A large Turkish delegation spent Monday in famine-hit Mogadishu assessing investment opportunities and delivering aid, a Somali government statement said.
The 213-member delegation comprised officials from a swathe of ministries ranging from urban planning to agriculture and the emergency management directorate, as well as the Turkish Red Cross.
The General Manager of Turkish Airlines, Temel Kotil, among the delegation, said his team delivered modern equipment to Aden Abdulle airport, and said the airline planned to launch flights to and from Mogadishu, making it the first international airline to operate scheduled flights to the city in two decades.
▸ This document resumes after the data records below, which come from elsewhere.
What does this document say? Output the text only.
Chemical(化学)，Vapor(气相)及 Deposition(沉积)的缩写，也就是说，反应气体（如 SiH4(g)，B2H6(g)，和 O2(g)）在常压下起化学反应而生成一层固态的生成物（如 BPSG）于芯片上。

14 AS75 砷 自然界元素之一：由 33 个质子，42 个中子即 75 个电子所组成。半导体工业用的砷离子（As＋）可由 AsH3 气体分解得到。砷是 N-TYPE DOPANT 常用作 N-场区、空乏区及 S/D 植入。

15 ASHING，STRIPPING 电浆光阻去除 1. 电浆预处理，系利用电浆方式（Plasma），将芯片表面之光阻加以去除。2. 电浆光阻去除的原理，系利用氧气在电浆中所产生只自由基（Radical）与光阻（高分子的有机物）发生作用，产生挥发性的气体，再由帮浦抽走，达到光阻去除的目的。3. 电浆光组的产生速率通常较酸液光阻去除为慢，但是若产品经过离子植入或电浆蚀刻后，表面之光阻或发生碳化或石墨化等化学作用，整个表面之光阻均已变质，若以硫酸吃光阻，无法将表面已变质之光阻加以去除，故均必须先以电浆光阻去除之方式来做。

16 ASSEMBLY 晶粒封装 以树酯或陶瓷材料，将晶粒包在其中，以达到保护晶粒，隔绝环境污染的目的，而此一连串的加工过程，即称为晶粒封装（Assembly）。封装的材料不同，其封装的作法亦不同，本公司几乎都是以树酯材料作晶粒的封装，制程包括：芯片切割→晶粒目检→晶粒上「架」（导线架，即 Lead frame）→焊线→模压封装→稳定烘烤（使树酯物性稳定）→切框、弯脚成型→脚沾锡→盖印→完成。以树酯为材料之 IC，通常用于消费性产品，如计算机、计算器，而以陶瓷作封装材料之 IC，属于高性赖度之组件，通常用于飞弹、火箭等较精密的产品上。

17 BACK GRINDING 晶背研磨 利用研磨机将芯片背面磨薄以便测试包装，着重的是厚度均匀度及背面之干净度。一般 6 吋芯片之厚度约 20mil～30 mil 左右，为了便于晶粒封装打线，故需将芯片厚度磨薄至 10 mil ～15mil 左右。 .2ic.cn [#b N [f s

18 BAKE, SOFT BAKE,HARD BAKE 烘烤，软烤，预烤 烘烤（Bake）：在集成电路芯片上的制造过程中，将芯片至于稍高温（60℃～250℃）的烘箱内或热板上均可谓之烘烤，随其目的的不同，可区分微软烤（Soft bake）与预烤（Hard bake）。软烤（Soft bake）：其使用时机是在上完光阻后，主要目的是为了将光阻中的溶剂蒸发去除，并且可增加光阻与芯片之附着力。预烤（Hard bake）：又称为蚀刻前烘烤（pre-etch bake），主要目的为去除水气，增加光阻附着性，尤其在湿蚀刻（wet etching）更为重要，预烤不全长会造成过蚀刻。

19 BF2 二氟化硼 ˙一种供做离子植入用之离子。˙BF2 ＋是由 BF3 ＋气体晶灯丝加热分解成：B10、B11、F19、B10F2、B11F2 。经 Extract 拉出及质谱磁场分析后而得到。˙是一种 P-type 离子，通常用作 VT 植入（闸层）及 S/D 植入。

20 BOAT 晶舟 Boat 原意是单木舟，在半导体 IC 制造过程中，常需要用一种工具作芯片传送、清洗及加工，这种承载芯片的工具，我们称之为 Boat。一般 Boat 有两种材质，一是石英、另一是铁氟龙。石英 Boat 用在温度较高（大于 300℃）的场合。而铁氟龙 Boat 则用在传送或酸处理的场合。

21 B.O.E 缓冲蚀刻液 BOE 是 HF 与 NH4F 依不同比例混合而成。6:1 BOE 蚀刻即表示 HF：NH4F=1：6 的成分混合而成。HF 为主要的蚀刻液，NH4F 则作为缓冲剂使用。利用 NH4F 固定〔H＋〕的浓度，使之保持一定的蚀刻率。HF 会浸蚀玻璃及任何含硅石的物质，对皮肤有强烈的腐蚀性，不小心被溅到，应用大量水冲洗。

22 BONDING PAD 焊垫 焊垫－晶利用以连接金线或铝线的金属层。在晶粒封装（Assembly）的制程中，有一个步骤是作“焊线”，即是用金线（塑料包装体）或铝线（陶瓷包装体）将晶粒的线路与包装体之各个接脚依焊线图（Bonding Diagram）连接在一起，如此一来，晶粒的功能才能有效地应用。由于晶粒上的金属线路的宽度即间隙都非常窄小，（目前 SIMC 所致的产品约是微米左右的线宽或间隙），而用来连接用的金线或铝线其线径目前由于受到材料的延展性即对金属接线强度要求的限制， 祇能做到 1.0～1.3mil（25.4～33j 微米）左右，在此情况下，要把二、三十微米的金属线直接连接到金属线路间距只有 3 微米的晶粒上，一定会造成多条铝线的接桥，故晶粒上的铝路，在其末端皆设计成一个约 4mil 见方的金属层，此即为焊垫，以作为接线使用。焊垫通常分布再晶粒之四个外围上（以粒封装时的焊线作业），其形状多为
The visit came less than a month after Turkish Prime Minister Recep Tayyip Erdogan toured Mogadishu, becoming the first major leader to visit the Somali capital in almost 20 years and calling the extreme drought ravaging the country "a problem for all humanity."
He said Turkey would fund infrastructure projects including restoring a hospital, building schools, drilling wells and rebuilding the road from Mogadishu airport to the city.
"A delegation of this size shows the Turkish government and people's solidarity with Somali people at this hour of need and that the promises of Turkish Prime Minister are being materialized," Somali President Sharif Sheikh Ahmed said Monday when he hosted a lunch for some of the delegates.
Somali Deputy Prime Minister Hussein Arab Isse Monday received 5,000 tons of humanitarian aid from Turkey, including tents, food, light machinery and five fully equipped ambulances.